Until 2013 women in France were technically forbidden from wearing trousers by the “Decree concerning the cross-dressing of women” which was implemented on November 17, 1800. By at least World War II this was largely ignored, but in Bonheur’s time was still an issue. In 1852, Bonheur had to ask permission from the police to wear trousers, as this was her preferred attire to go to the sheep and cattle markets to study the animals she painted.

Bonheur, while taking pleasure in activities usually reserved for men (such as hunting and smoking), viewed her womanhood as something far superior to anything a man could offer or experience. She viewed men as stupid and mentioned that the only males she had time or attention for were the bulls she painted.

Having chosen to never become an adjunct or appendage to a man in terms of painting, she decided she would be her own boss and that she would lean on herself and her female partners instead. She had her partners focus on the home life while she took on the role of breadwinner by concentrating on her painting. Bonheur’s legacy paved the way for other lesbian artists who didn’t favor the life society had laid out for them.
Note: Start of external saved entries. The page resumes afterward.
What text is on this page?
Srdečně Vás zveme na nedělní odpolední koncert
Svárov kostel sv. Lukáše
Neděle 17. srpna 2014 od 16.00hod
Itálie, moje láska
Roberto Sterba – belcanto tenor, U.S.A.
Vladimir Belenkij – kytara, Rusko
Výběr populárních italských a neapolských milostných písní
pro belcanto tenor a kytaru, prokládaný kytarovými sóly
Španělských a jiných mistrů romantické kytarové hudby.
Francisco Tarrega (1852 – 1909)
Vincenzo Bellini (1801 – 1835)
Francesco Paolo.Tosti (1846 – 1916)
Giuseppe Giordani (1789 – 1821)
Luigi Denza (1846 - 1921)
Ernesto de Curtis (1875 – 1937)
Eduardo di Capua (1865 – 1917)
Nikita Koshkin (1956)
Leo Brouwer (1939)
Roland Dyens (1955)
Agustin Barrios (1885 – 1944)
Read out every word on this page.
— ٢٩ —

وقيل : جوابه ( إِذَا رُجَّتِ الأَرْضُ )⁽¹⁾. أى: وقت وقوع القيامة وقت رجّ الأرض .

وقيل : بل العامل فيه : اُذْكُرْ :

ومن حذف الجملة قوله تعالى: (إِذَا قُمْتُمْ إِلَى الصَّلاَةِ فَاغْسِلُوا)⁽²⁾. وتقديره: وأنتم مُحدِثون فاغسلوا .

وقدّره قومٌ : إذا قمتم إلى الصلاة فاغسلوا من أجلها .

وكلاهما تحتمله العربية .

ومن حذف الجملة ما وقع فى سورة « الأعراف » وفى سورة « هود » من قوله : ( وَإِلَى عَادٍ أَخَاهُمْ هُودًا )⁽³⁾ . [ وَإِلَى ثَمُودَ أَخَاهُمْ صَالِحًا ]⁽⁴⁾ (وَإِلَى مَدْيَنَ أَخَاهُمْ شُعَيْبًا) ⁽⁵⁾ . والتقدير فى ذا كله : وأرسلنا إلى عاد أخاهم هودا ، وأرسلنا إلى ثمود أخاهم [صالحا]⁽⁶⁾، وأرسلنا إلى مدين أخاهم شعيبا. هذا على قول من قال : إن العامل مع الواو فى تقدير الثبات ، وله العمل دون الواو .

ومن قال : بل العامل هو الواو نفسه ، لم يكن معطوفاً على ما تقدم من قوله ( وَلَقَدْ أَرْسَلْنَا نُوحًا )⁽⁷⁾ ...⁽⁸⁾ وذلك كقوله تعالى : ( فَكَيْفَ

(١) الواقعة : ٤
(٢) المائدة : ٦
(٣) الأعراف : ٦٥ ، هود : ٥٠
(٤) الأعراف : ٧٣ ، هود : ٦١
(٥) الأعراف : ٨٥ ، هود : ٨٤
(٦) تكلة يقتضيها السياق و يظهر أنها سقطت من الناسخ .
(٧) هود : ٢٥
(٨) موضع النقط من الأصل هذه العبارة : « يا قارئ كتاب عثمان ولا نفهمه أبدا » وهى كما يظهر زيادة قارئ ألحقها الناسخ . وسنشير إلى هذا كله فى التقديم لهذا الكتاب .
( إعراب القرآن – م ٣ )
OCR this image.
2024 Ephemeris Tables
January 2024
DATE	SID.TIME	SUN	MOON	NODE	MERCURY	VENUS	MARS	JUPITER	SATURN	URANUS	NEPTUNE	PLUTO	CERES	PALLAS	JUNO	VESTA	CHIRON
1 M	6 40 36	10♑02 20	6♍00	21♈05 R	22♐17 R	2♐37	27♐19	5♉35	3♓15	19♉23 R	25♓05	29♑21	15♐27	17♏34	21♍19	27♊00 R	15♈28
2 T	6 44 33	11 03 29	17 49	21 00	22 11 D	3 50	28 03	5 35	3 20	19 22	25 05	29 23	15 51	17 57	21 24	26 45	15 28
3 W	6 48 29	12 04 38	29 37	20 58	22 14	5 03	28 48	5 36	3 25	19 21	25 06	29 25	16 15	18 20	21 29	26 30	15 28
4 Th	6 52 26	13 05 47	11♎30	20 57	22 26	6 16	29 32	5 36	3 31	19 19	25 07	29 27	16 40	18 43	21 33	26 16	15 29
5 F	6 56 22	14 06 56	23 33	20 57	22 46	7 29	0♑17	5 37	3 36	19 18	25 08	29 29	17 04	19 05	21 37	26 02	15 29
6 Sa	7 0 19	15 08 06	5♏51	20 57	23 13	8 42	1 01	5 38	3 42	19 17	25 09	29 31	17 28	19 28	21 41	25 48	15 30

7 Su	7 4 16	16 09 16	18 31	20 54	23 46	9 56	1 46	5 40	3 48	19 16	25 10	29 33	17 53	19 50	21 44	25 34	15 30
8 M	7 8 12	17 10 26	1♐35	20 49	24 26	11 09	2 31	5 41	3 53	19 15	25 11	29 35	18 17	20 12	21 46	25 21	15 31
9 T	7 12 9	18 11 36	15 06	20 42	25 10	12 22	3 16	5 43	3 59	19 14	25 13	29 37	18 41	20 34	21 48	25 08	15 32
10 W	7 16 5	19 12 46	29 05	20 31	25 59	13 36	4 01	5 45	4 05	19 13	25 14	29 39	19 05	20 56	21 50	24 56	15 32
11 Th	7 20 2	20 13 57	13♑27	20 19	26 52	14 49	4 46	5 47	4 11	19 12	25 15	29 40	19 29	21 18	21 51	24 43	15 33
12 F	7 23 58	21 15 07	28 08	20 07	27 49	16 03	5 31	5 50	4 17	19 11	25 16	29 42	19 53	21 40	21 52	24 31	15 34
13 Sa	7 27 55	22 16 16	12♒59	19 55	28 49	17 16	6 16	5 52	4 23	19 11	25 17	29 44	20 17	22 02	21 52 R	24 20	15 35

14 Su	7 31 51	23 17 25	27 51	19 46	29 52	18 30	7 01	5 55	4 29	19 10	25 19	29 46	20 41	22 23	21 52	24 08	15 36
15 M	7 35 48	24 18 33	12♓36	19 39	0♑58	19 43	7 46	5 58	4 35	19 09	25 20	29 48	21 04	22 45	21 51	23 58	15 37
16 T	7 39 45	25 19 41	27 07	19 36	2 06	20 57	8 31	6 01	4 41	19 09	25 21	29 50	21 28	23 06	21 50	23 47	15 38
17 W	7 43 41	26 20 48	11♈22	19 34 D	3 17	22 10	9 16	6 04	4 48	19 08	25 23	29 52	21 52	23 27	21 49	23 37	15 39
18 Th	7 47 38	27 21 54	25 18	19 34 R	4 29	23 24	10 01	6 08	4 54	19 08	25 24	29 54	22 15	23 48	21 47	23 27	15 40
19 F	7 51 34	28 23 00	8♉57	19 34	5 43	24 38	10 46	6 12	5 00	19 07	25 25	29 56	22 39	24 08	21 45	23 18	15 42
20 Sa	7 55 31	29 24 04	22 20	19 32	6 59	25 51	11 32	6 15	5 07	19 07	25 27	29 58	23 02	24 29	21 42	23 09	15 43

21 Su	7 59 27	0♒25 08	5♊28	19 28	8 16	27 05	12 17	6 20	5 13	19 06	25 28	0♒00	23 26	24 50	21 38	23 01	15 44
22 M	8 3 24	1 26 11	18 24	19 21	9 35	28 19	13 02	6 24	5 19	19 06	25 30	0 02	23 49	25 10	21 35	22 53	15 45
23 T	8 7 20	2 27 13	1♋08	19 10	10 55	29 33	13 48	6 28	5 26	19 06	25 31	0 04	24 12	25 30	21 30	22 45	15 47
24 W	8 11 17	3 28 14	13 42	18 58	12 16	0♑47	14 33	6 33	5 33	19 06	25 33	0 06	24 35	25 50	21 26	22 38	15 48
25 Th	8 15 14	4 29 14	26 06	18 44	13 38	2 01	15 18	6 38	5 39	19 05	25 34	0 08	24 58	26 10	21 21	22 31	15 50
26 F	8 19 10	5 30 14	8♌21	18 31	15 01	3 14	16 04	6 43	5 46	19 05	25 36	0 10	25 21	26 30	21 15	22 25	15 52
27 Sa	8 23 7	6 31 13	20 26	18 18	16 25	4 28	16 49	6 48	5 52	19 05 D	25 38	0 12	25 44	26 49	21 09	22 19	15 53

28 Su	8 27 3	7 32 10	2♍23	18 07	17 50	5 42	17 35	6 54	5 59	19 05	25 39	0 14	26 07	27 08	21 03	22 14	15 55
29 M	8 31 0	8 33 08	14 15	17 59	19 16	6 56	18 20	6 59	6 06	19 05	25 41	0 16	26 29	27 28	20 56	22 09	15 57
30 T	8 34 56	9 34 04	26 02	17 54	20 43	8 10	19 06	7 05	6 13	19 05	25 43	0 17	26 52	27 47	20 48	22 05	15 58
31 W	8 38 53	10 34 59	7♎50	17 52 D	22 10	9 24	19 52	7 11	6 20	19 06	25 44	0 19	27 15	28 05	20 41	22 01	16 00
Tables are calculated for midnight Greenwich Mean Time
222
Bonheur died on May 25, 1899, at the age of 77, at Thomery (By), France. She was buried together with Nathalie Micas (1824 – June 24, 1889), her lifelong companion, at Père Lachaise Cemetery, Paris. Klumpke was Bonheur’s sole heir after her death, and later joined Micas and Bonheur in the same cemetery upon her death. Bonheur, Micas, and Klumpke’s collective tombstone reads, “Friendship is divine affection.” Many of her paintings, which had not previously been shown publicly, were sold at auction in Paris in 1900.

Rosa Bonheur in her studio.

Rosa Bonheur by André Adolphe-Eugène Disdéri, ca. 1861–64..

Portrait of Rosa Bonheur, ca. 1895–99.

Anna Klumpke (left) and Rosa Bonheur (right).

Rosa Bonheur painting outdoors en plein air.